Lage weitgehend entspannt: Bundestag berät über Hochwasser-Hilfen
zuletzt aktualisiert: 29.08.2002 - 06:13Berlin/Hamburg (rpo). Der Bundestag beschäftigt sich heute in einer Sondersitzung mit der Finanzierung der Milliarden-Hilfen für die vom Hochwasser betroffenen Gebiete. In erster Lesung wird über den Gesetzentwurf von SPD und Grünen zur Errichtung eines Fonds für die Flutopfer und den Wiederaufbau beraten.
Dabei soll die für Anfang 2003 geplante zweite Stufe der Steuerreform um ein Jahr verschoben werden. Weiter soll die Körperschaftsteuer - quasi die Einkommenssteuer von AGs und GmbHs - befristet von 25 auf 26,5 Prozent angehoben werden, um auch große Konzerne an dem Solidaropfer zu beteiligen. Das Hilfspaket wird endgültig am 12. September bei den Haushaltsberatungen vom Parlament verabschiedet. Anschließend muss noch der Bundesrat zustimmen. Auch der Innenausschuss will sich heute in einer Sondersitzung mit der Hochwasserkatastrophe befassen.

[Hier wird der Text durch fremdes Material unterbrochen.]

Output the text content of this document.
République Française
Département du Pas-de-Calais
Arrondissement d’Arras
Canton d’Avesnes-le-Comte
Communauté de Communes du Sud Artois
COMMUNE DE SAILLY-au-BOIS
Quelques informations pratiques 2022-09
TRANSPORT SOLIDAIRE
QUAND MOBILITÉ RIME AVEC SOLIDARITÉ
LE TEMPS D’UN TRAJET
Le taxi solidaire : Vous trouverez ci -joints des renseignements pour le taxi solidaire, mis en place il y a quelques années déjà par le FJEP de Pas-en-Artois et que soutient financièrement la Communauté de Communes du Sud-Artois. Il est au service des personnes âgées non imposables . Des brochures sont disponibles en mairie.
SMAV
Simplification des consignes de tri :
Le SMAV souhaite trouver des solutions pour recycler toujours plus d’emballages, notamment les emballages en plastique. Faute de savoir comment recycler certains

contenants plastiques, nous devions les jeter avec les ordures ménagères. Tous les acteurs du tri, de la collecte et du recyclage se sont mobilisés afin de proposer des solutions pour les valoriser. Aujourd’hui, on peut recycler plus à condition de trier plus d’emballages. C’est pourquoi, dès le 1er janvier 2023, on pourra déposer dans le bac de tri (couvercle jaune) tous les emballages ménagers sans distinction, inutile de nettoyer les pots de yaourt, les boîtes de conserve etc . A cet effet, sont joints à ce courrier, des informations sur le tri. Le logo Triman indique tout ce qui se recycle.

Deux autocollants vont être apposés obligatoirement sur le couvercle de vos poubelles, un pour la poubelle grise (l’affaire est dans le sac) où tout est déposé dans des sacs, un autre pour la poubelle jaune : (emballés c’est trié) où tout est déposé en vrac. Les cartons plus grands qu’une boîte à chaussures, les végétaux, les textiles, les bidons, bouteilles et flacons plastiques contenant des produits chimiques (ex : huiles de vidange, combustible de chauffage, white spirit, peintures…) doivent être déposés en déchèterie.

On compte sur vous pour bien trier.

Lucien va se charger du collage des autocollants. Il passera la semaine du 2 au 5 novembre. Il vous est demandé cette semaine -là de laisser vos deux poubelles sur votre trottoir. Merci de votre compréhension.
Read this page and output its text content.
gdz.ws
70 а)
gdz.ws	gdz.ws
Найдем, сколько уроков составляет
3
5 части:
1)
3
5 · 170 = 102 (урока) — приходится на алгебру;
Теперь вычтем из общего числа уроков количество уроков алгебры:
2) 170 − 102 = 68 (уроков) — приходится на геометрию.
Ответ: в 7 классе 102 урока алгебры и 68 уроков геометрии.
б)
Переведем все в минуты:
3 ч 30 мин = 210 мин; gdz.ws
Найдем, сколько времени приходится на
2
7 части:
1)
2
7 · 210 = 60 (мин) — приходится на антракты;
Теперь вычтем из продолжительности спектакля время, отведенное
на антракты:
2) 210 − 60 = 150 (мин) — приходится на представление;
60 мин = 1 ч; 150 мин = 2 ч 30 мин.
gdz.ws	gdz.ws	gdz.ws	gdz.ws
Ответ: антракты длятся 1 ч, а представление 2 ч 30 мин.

Währenddessen hat sich bei sinkenden Pegelständen an Elbe und Mulde nun auch die Hochwassersituation im besonders heimgesuchten Süden Sachsen-Anhalts weitgehend entspannt. Nachdem beim Wittenberger Ortsteil Seegrehna nach tagelangen Fehlversuchen ein Deich geflickt werden konnte, war auch die Überschwemmungsgefahr für das UNESCO- Weltkulturerbe Dessau-Wörlitzer-Gartenreich und die Autobahn 9 (Berlin-Nürnberg) gebannt. Für die Landkreise Wittenberg und Stendal wurde am Mittwoch der Katastrophenalarm aufgehoben. In Dessau und Bitterfeld wurde er weiterhin aufrecht gehalten.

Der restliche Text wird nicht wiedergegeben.